Justice Department attorneys filed their motion with the high court on Thursday, less than two weeks before a landmark trial is set to begin in federal court in Oregon.
As part of a series of last-ditch efforts, government attorneys are also renewing their calls for both the trial court and the San Francisco-based Court of Appeals for the Ninth Circuit to stop the case while the original judge considers their motion to delay the trial.
“Absent relief from this court, the government imminently will be forced to participate in a 50-day trial that would violate bedrock requirements for agency decisionmaking and judicial review imposed by the [Administrative Procedure Act] and the separation of powers,” government attorneys wrote to the Supreme Court, asking for a rare “writ of mandamus” to stop the proceedings.

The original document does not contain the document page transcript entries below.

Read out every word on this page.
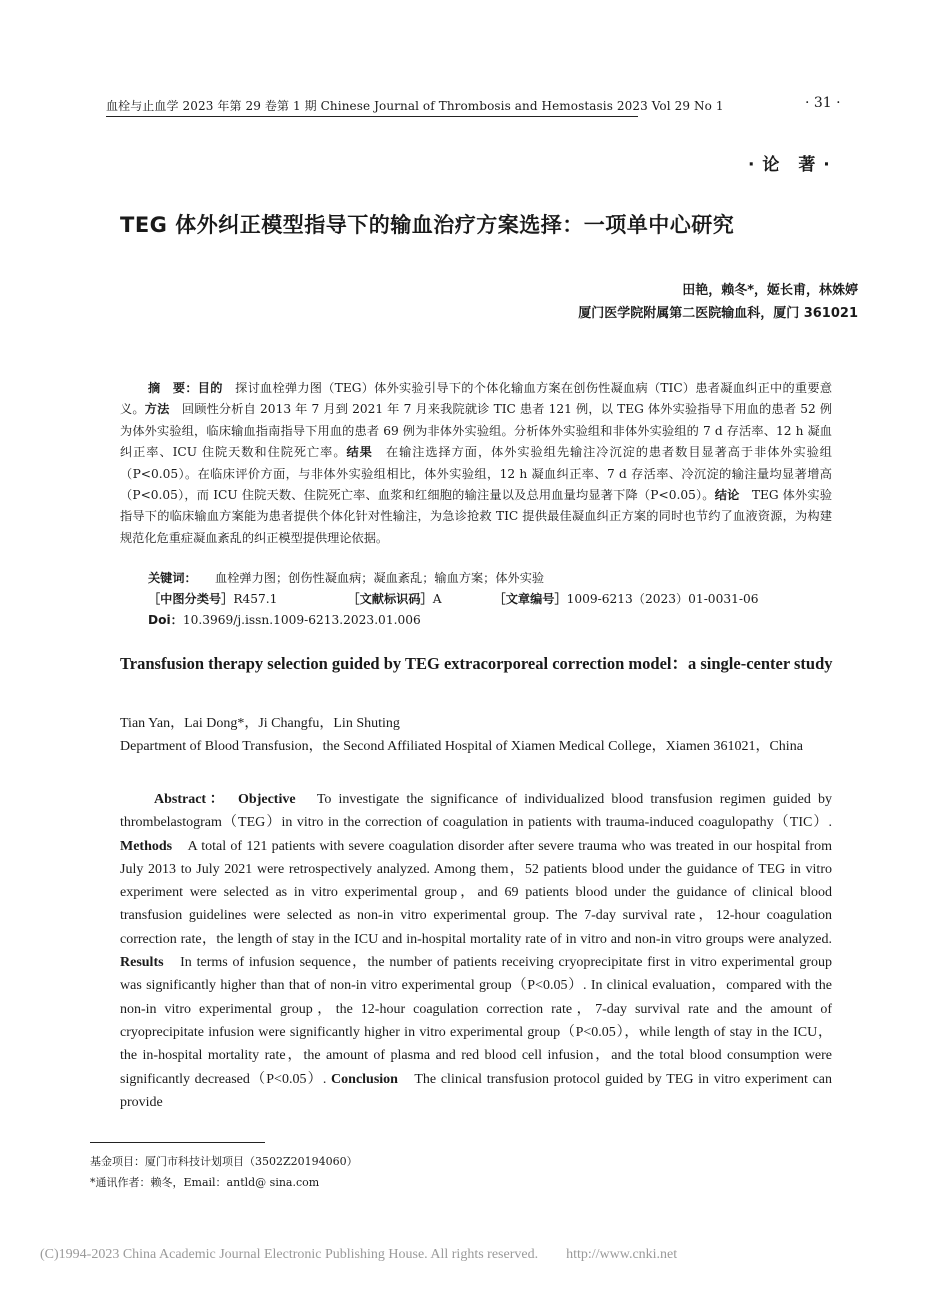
血栓与止血学 2023 年第 29 卷第 1 期 Chinese Journal of Thrombosis and Hemostasis 2023 Vol 29 No 1	· 31 ·
· 论　著 ·
TEG 体外纠正模型指导下的输血治疗方案选择：一项单中心研究
田艳，赖冬*，姬长甫，林姝婷
厦门医学院附属第二医院输血科，厦门 361021
摘　要：目的　 探讨血栓弹力图（TEG）体外实验引导下的个体化输血方案在创伤性凝血病（TIC）患者凝血纠正中的重要意义。方法　 回顾性分析自 2013 年 7 月到 2021 年 7 月来我院就诊 TIC 患者 121 例，以 TEG 体外实验指导下用血的患者 52 例为体外实验组，临床输血指南指导下用血的患者 69 例为非体外实验组。分析体外实验组和非体外实验组的 7 d 存活率、12 h 凝血纠正率、ICU 住院天数和住院死亡率。结果　 在输注选择方面，体外实验组先输注冷沉淀的患者数目显著高于非体外实验组（P<0.05）。在临床评价方面，与非体外实验组相比，体外实验组，12 h 凝血纠正率、7 d 存活率、冷沉淀的输注量均显著增高（P<0.05），而 ICU 住院天数、住院死亡率、血浆和红细胞的输注量以及总用血量均显著下降（P<0.05）。结论　 TEG 体外实验指导下的临床输血方案能为患者提供个体化针对性输注，为急诊抢救 TIC 提供最佳凝血纠正方案的同时也节约了血液资源，为构建规范化危重症凝血紊乱的纠正模型提供理论依据。
关键词：　　 血栓弹力图；创伤性凝血病；凝血紊乱；输血方案；体外实验
［中图分类号］R457.1	［文献标识码］A	［文章编号］1009-6213（2023）01-0031-06
Doi：10.3969/j.issn.1009-6213.2023.01.006
Transfusion therapy selection guided by TEG extracorporeal correction model：a single-center study
Tian Yan，Lai Dong*，Ji Changfu，Lin Shuting
Department of Blood Transfusion，the Second Affiliated Hospital of Xiamen Medical College，Xiamen 361021，China
Abstract：　 Objective　 To investigate the significance of individualized blood transfusion regimen guided by thrombelastogram（TEG）in vitro in the correction of coagulation in patients with trauma-induced coagulopathy（TIC）. Methods　 A total of 121 patients with severe coagulation disorder after severe trauma who was treated in our hospital from July 2013 to July 2021 were retrospectively analyzed. Among them，52 patients blood under the guidance of TEG in vitro experiment were selected as in vitro experimental group，and 69 patients blood under the guidance of clinical blood transfusion guidelines were selected as non-in vitro experimental group. The 7-day survival rate，12-hour coagulation correction rate，the length of stay in the ICU and in-hospital mortality rate of in vitro and non-in vitro groups were analyzed. Results　 In terms of infusion sequence，the number of patients receiving cryoprecipitate first in vitro experimental group was significantly higher than that of non-in vitro experimental group（P<0.05）. In clinical evaluation，compared with the non-in vitro experimental group，the 12-hour coagulation correction rate，7-day survival rate and the amount of cryoprecipitate infusion were significantly higher in vitro experimental group（P<0.05），while length of stay in the ICU，the in-hospital mortality rate，the amount of plasma and red blood cell infusion，and the total blood consumption were significantly decreased（P<0.05）. Conclusion　 The clinical transfusion protocol guided by TEG in vitro experiment can provide
基金项目：厦门市科技计划项目（3502Z20194060）
*通讯作者：赖冬，Email：antld@ sina.com
(C)1994-2023 China Academic Journal Electronic Publishing House. All rights reserved.　　http://www.cnki.net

“Moreover, in contrast to the obvious harms to the government, respondents can make no credible claim of imminent, irreparable harm,” the lawyers representing the administration argued.
“Their alleged injuries stem for the cumulative effects of CO2 emissions from every source in the world over decades; whatever additions to the global atmosphere that could somehow be attributed to the government over the time it takes to resolve the pending petition are plainly de minimis.”
The Supreme Court previously rejected a plea in July from the Trump administration to stop the case. Still, the court called the breadth of the claims in the case “striking” and said “the justiciability of those claims presents substantial grounds for difference of opinion.”
The case was filed by 21 children and young adults in 2015 with the assistance of climate activist and scientist James Hansen. They argue that the federal government is depriving them of their constitutional rights by not working to stop catastrophic climate change.
The government has argued that the parties are trying to get the judicial branch to direct climate policy, which isn’t within that branch’s purview.